Ce que peut faire le gouvernement
La définition est reprise par le SGG dans sa note. Les « affaires ordinaires » participent à « la marche normale de l’État » et ne nécessitent « aucune appréciation de nature politique ». Auprès du Monde, le constitutionnaliste Dominique Rousseau explique que « dès lors que les lois ont déjà été votées, le gouvernement serait également en droit de publier les décrets d’application » qui en découlent. Ainsi, la ministre de l’Éducation nationale Nicole Belloubet pourra organiser les groupes de niveau prévus dans la loi via une circulaire pour la rentrée de septembre.
Même s’il est uniquement en charge des « affaires courantes », le gouvernement peut être réuni en Conseil des ministres à la demande du président de la République. Mais l’ordre du jour est souvent « particulièrement léger », précise le SGG. Le chef de l’État peut continuer à procéder à des nominations sauf « les plus politiquement sensibles », comme celles des directeurs d’administration centrale.
Néanmoins, plus les périodes d’affaires courantes ont été longues, plus cette notion a été « appréciée de façon extensive », relève le SGG. Sous la Ve République, un gouvernement démissionnaire n’a jamais dépassé 9 jours, quinze en moyenne sous la IVe.
Mais les textes ne prévoient pas de durée limite pour cette période. Elle pourrait donc s’éterniser. Surtout dans un contexte où la nomination d’un nouveau gouvernement pourrait prendre du temps faute de majorité absolue à l’Assemblée et avec les Jeux Olympiques qui démarrent le 26 juillet.

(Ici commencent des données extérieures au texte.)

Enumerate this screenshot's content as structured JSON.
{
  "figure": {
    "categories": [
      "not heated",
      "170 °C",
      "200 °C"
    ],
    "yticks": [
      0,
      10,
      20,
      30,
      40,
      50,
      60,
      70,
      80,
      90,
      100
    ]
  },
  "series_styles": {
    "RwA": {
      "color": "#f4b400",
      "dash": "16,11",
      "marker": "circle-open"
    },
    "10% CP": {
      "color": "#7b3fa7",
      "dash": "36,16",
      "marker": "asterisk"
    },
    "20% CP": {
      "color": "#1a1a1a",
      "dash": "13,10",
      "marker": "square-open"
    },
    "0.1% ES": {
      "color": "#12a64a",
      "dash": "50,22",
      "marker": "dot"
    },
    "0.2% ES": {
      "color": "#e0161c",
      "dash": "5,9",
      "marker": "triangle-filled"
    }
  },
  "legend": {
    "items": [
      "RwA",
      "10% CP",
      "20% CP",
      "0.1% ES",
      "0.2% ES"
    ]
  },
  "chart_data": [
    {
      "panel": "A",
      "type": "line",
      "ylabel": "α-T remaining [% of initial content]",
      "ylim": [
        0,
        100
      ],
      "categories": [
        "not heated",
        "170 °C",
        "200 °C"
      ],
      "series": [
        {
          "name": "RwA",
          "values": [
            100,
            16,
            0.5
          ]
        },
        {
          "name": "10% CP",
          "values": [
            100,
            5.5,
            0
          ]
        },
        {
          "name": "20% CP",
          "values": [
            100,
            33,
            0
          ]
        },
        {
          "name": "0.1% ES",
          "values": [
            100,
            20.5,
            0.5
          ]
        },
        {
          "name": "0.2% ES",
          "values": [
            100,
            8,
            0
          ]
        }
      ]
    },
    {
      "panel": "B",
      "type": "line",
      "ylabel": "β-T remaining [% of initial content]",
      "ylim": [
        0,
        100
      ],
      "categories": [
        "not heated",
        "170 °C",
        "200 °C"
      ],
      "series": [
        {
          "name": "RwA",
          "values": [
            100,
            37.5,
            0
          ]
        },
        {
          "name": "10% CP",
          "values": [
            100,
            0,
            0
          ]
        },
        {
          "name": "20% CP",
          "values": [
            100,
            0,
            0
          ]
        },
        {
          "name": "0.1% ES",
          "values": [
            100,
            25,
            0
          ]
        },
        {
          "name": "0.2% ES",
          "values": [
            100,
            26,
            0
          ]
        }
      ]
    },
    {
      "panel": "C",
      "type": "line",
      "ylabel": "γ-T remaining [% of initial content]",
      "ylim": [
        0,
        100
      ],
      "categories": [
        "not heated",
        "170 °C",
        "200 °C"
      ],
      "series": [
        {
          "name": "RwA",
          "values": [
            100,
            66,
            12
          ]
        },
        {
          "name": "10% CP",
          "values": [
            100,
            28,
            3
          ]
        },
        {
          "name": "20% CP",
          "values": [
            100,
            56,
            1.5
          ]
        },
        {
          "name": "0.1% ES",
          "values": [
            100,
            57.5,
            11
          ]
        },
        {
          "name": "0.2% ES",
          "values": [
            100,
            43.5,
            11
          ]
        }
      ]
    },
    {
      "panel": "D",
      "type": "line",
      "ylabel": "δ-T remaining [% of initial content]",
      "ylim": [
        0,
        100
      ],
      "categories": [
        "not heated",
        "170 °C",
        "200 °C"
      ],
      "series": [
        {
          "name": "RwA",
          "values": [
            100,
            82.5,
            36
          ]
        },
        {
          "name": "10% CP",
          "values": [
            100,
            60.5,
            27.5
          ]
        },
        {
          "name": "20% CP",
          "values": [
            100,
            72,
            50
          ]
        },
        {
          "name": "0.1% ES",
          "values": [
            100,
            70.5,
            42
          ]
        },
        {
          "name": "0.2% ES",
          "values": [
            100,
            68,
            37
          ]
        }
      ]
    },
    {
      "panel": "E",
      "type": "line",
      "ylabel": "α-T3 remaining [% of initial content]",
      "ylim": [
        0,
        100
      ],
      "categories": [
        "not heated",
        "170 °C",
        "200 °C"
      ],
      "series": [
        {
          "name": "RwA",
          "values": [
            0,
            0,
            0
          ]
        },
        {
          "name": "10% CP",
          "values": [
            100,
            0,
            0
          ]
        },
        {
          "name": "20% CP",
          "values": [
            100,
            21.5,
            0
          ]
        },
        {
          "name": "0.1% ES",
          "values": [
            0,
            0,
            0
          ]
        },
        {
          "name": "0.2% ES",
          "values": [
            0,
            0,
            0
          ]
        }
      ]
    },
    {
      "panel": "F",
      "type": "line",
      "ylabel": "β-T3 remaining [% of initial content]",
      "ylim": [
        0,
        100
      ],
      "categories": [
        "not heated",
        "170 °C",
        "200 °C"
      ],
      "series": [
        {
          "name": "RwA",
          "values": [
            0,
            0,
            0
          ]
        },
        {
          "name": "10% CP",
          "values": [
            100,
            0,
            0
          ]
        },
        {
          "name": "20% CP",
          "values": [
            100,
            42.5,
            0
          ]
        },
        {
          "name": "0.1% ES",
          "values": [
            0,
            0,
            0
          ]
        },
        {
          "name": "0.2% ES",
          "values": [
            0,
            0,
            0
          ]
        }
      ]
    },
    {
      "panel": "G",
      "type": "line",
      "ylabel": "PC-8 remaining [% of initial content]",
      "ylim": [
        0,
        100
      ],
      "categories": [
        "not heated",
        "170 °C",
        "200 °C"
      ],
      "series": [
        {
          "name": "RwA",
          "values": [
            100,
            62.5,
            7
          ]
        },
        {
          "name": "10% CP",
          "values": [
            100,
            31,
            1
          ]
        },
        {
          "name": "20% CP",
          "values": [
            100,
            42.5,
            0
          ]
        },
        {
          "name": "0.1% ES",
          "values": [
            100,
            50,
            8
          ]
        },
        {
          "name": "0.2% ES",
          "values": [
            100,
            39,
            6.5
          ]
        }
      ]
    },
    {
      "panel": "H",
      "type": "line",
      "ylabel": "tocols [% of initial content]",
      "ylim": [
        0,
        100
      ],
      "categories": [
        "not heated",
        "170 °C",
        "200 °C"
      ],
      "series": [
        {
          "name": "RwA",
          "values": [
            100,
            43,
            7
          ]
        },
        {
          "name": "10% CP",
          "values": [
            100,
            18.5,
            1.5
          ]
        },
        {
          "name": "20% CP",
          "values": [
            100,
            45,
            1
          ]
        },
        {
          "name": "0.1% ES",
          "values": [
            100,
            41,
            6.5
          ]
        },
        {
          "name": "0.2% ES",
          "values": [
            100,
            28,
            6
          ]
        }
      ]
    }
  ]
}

S’éterniser et possiblement se compliquer.
Ce qui ne peut pas être fait
Le gouvernement démissionnaire peut-il présenter un projet de loi ? Dans la mesure où elle n’est en charge que des affaires courantes, l’équipe sortante ne doit pas présenter de mesures qui engagent ses successeurs. Cela exclut donc des textes nouveaux et aucun gouvernement en affaires courantes n’en a présenté sous la Ve République. D’une part parce que toute mesure législative est tenue « pour importante et politiquement sensible » et, d’autre part, « il peut sembler inadéquat de saisir le Parlement alors même qu’il est privé de sa prérogative la plus forte, à savoir la possibilité de renverser le gouvernement », explique le SGG.
À de petites exceptions près ? Le gouvernement peut déposer un projet de loi pour éviter la caducité d’une ordonnance, pour réparer une inconstitutionnalité ou transposer dans les temps une directive. Surtout, il peut aussi déposer un projet de loi pour doter le pays d’un budget selon la note du Secrétariat général du gouvernement. S’il échoue à le faire adopter dans les 70 jours ou ne le dépose pas en temps voulu, il peut ensuite procéder par ordonnances (article 47 de la Constitution). Reste que cette situation ne s’est jamais produite. En cas de contestation d’une décision du gouvernement démissionnaire, le Conseil d’État peut être saisi pour trancher selon les critères d’urgence ou de bon fonctionnement de l’État établis en 1952.
En face, l’Assemblée nationale ne peut plus renverser l’équipe démissionnaire. Exit donc les motions de censure, outil fétiche des oppositions pour manifester son mécontentement, notamment sur les questions budgétaires.